Pakistan to probe ex-minister for leaking news maligning army
Pakistan will investigate a former information minister over a leaked news report which sparked a rift between the government and the powerful army, it was announced Sunday.
The report said civilian officials had warned the military to stop supporting jihadist fighters abroad.
Prime Minister Nawaz Sharif on Saturday sacked Information Minister Pervez Rasheed over the issue.
“It will be a full-fledged (investigation) committee as it is a huge task that intelligence agencies alone cannot do,” Interior Minister Chaudhry Nisar Ali Khan told a press conference.
“Tomorrow names for the committee will be decided in a meeting with the Prime Minister and this task will be completed as soon as possible.”
The leak was false news which “has compromised our national narrative (against terrorism)”, Khan said.
“The military wants, and also the government and the entire nation want, to expose the people behind this news, military particularly because they have been put in the dock wrongly.”
Khan said Rasheed was removed because he failed to stop a reporter from Dawn newspaper from going ahead with the story when the reporter came to seek his comments before publication.
The article in the English-language daily sparked an uproar. The journalist who wrote it was briefly hit with a travel ban.
Pakistan has for years been accused of cracking down on only those Islamist groups which have turned their guns inward towards the state, while harbouring those who fight abroad.
Reporting critical of the military is considered a major red flag, with journalists at times being detained, beaten up or even killed.

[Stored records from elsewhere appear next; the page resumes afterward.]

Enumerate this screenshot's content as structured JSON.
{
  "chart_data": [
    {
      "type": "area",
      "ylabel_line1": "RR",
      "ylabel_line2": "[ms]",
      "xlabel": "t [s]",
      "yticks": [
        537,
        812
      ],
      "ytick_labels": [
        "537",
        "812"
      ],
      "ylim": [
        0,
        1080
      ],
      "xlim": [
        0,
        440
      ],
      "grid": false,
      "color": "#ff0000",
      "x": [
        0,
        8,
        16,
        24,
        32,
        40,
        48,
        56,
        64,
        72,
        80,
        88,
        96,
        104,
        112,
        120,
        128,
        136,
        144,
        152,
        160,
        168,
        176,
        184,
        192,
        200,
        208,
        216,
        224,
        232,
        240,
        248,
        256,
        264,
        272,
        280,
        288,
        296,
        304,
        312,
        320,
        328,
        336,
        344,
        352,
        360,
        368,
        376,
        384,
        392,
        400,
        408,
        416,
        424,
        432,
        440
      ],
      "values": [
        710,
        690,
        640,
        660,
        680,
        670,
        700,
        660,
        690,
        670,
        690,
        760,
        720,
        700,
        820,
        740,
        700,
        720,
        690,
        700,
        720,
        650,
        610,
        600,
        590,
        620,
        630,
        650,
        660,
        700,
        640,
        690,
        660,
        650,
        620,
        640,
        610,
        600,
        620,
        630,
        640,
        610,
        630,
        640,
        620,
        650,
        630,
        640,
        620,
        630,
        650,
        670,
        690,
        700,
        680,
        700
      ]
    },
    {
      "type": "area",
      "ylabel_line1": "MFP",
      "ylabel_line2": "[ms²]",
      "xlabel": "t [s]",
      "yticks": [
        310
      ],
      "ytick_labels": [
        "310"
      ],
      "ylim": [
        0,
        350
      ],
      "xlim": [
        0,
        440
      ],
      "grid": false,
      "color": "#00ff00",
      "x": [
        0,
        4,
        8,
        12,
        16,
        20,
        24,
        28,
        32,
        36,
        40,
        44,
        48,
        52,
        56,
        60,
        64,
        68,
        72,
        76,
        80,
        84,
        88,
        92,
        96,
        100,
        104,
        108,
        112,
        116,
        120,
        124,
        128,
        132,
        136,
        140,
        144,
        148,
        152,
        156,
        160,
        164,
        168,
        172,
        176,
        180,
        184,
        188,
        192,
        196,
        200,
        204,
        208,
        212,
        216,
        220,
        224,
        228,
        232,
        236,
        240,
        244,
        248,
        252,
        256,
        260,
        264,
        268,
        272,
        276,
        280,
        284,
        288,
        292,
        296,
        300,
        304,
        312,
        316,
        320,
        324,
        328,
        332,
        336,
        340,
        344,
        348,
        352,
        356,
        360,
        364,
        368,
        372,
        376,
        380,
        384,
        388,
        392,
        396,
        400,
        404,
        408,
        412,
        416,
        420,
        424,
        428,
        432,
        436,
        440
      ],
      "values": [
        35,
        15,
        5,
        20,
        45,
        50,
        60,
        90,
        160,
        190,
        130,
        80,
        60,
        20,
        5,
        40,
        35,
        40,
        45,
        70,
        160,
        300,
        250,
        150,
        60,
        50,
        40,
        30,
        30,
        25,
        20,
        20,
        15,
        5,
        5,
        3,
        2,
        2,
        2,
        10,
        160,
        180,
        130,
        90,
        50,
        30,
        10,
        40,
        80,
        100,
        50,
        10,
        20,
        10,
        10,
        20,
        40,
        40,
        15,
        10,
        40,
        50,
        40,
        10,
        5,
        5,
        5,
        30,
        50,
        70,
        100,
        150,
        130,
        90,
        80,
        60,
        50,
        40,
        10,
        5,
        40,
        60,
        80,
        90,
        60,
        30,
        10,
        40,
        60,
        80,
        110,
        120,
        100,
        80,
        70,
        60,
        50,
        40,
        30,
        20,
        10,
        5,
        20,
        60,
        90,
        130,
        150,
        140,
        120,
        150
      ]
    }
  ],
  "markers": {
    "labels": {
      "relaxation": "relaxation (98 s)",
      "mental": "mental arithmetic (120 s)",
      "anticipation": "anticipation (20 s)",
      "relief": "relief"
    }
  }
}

The minister’s sacking comes at a sensitive time for the government, as it faces street protests by the opposition over the Sharif’s family’s offshore bank accounts which were revealed in the Panama Papers leak.
The military has used the pretext of civil unrest to overthrow elected governments three times in the country’s history. Analysts have warned that Sharif may need to strike a deal with the army to ensure his survival.
Analysts said the military may also try to instal its preferred candidate to succeed powerful army chief Raheel Sharif, whose term expires at the end of November, as part of any deal.